Computer Algorithms for Cartoon Style Graphics

Jacob Settlemyre

As computer graphi­­­­cs hardware and rendering techniques become more and more sophisticated, much of the general public sees them as opportunities to create animations and still images more close to life than anything seen before. However, the appeal of traditionally drawn cartoons is one that is unlikely to fade, and with the demand for high production rate, or throughput, in the animation industry increasing, many professionals see a place for these technologies in the traditional animation and drawing production cycle, or pipeline (D. Sýkora et al. 2011).  To that end, graphics researchers have worked to develop computer based techniques that ease the production of traditional, hand-drawn cartoon effects without making the result look overtly artificial. While most tasks in computer science can be ranked objectively by metrics such as performance or polygon count in the case of graphics, cartoon rendering techniques can only be evaluated by having a human compare them to more traditional techniques (T. Inglis et al. 2013). As a result, progress in this field has been slow moving, but the few examples that have been developed are all the more impressive. Some examples of techniques that have been developed to varying success include methods for mapping textures to hand drawn animation, morphing computer generated animations to look more natural,  distorting hand drawn 2D images to animate them, and converting between pixel art and traditional vector based art styles. These advances are the beginning steps in progress towards a wholly computer based creative process.

In an ideal world, computers would be involved in every step of the animation process. However, most artists prefer to work with traditional methods when originally drawing frames of their animations. With this in mind, computers can be used to map textures to hand drawn images, and then distort the textures to move with the frames of the animation. An artist can perform the creative work to draw the outline of a character and the abstract texture that should be applied to them, while a computer is capable of performing the complicated matrix operations needed to distort that texture. Unfortunately, it is difficult for a computer to tell which parts of one frame correlate to the same part as the other, points known as correspondences (A. Ogale and Y. Aloimonos. 2005). Normally for this technique, an artist would have to change their entire production pipeline and create their art in the form of polygonal meshes, much like 3D art, which can be an insurmountable burden for artist accustomed to traditional methods. A team of researchers from the Czech Technical University, Walt Disney Animations studios, and other associated organizations led by Daniel Sýkora have presented a method they call “TexToons” which is supposedly capable of determining correspondences between frames of a hand drawn 2D animation and using that information to map simple textures to the objects in frame (D. Sýkora et al. 2011). With this technique, the artist must simple fill in “color scribbles” in corresponding parts of the frames, and the algorithm will automatically fill and map the texture to the rest of the image (D. Sýkora et al. 2009b). The algorithm is able to determine correspondences between frames by noting that the edges of a cartoon image are much more meaningful in terms of defining the shape than the insides. In terms of performance, this technique is significantly faster than any attempt by an artist to recreate it manually, and the effort put in by the artist themselves after drawing the frames and the basic texture is negligible. When reviewed by a professional artist, for many scenarios, the results make the original line art animation look much more lifelike, making the results very promising.

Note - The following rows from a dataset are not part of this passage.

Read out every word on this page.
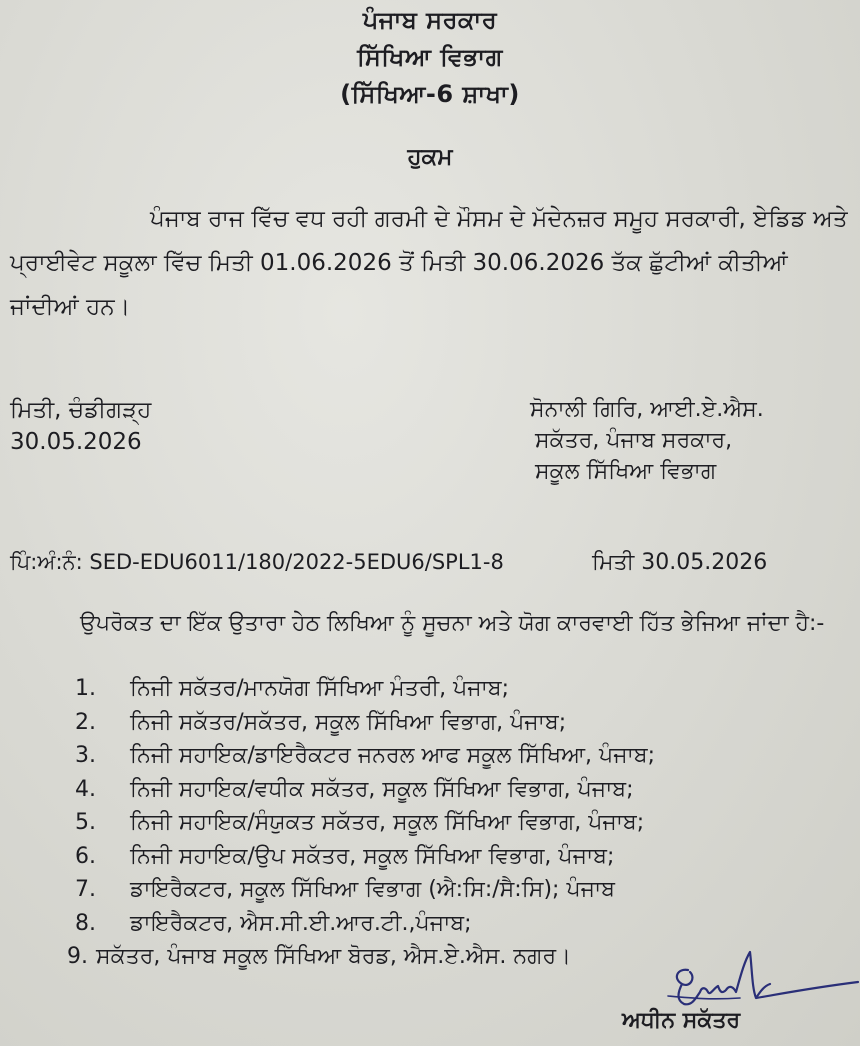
ਪੰਜਾਬ ਸਰਕਾਰ
ਸਿੱਖਿਆ ਵਿਭਾਗ
(ਸਿੱਖਿਆ-6 ਸ਼ਾਖਾ)
ਹੁਕਮ
ਪੰਜਾਬ ਰਾਜ ਵਿੱਚ ਵਧ ਰਹੀ ਗਰਮੀ ਦੇ ਮੌਸਮ ਦੇ ਮੱਦੇਨਜ਼ਰ ਸਮੂਹ ਸਰਕਾਰੀ, ਏਡਿਡ ਅਤੇ ਪ੍ਰਾਈਵੇਟ ਸਕੂਲਾ ਵਿੱਚ ਮਿਤੀ 01.06.2026 ਤੋਂ ਮਿਤੀ 30.06.2026 ਤੱਕ ਛੁੱਟੀਆਂ ਕੀਤੀਆਂ ਜਾਂਦੀਆਂ ਹਨ।
ਮਿਤੀ, ਚੰਡੀਗੜ੍ਹ
30.05.2026
ਸੋਨਾਲੀ ਗਿਰਿ, ਆਈ.ਏ.ਐਸ.
ਸਕੱਤਰ, ਪੰਜਾਬ ਸਰਕਾਰ,
ਸਕੂਲ ਸਿੱਖਿਆ ਵਿਭਾਗ
ਪਿੰ:ਅੰ:ਨੰ: SED-EDU6011/180/2022-5EDU6/SPL1-8	ਮਿਤੀ 30.05.2026
ਉਪਰੋਕਤ ਦਾ ਇੱਕ ਉਤਾਰਾ ਹੇਠ ਲਿਖਿਆ ਨੂੰ ਸੂਚਨਾ ਅਤੇ ਯੋਗ ਕਾਰਵਾਈ ਹਿੱਤ ਭੇਜਿਆ ਜਾਂਦਾ ਹੈ:-
1.	ਨਿਜੀ ਸਕੱਤਰ/ਮਾਨਯੋਗ ਸਿੱਖਿਆ ਮੰਤਰੀ, ਪੰਜਾਬ;
2.	ਨਿਜੀ ਸਕੱਤਰ/ਸਕੱਤਰ, ਸਕੂਲ ਸਿੱਖਿਆ ਵਿਭਾਗ, ਪੰਜਾਬ;
3.	ਨਿਜੀ ਸਹਾਇਕ/ਡਾਇਰੈਕਟਰ ਜਨਰਲ ਆਫ ਸਕੂਲ ਸਿੱਖਿਆ, ਪੰਜਾਬ;
4.	ਨਿਜੀ ਸਹਾਇਕ/ਵਧੀਕ ਸਕੱਤਰ, ਸਕੂਲ ਸਿੱਖਿਆ ਵਿਭਾਗ, ਪੰਜਾਬ;
5.	ਨਿਜੀ ਸਹਾਇਕ/ਸੰਯੁਕਤ ਸਕੱਤਰ, ਸਕੂਲ ਸਿੱਖਿਆ ਵਿਭਾਗ, ਪੰਜਾਬ;
6.	ਨਿਜੀ ਸਹਾਇਕ/ਉਪ ਸਕੱਤਰ, ਸਕੂਲ ਸਿੱਖਿਆ ਵਿਭਾਗ, ਪੰਜਾਬ;
7.	ਡਾਇਰੈਕਟਰ, ਸਕੂਲ ਸਿੱਖਿਆ ਵਿਭਾਗ (ਐ:ਸਿ:/ਸੈ:ਸਿ); ਪੰਜਾਬ
8.	ਡਾਇਰੈਕਟਰ, ਐਸ.ਸੀ.ਈ.ਆਰ.ਟੀ.,ਪੰਜਾਬ;
9. ਸਕੱਤਰ, ਪੰਜਾਬ ਸਕੂਲ ਸਿੱਖਿਆ ਬੋਰਡ, ਐਸ.ਏ.ਐਸ. ਨਗਰ।
ਅਧੀਨ ਸਕੱਤਰ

It has been noted that the technique is not effective when used with textures that have a high visual salience. For example, if one were to use the technique to map a checkerboard pattern onto an animated character’s clothing, it would be immediately apparent that the texture was not applied by a professional artist. Therefore, while this technique may be helpful in some cases, its actual application in an animation pipeline will likely be limited. Additionally, if an artist tried to use this technique in combination with more traditional texturing methods, the results would likely not look very similar. The most likely use case of this technique will be for creating characters that are specifically stylized in a different manner from the rest of the image. In these cases, this technique will massively reduce production time and produce a higher quality work than traditional methods.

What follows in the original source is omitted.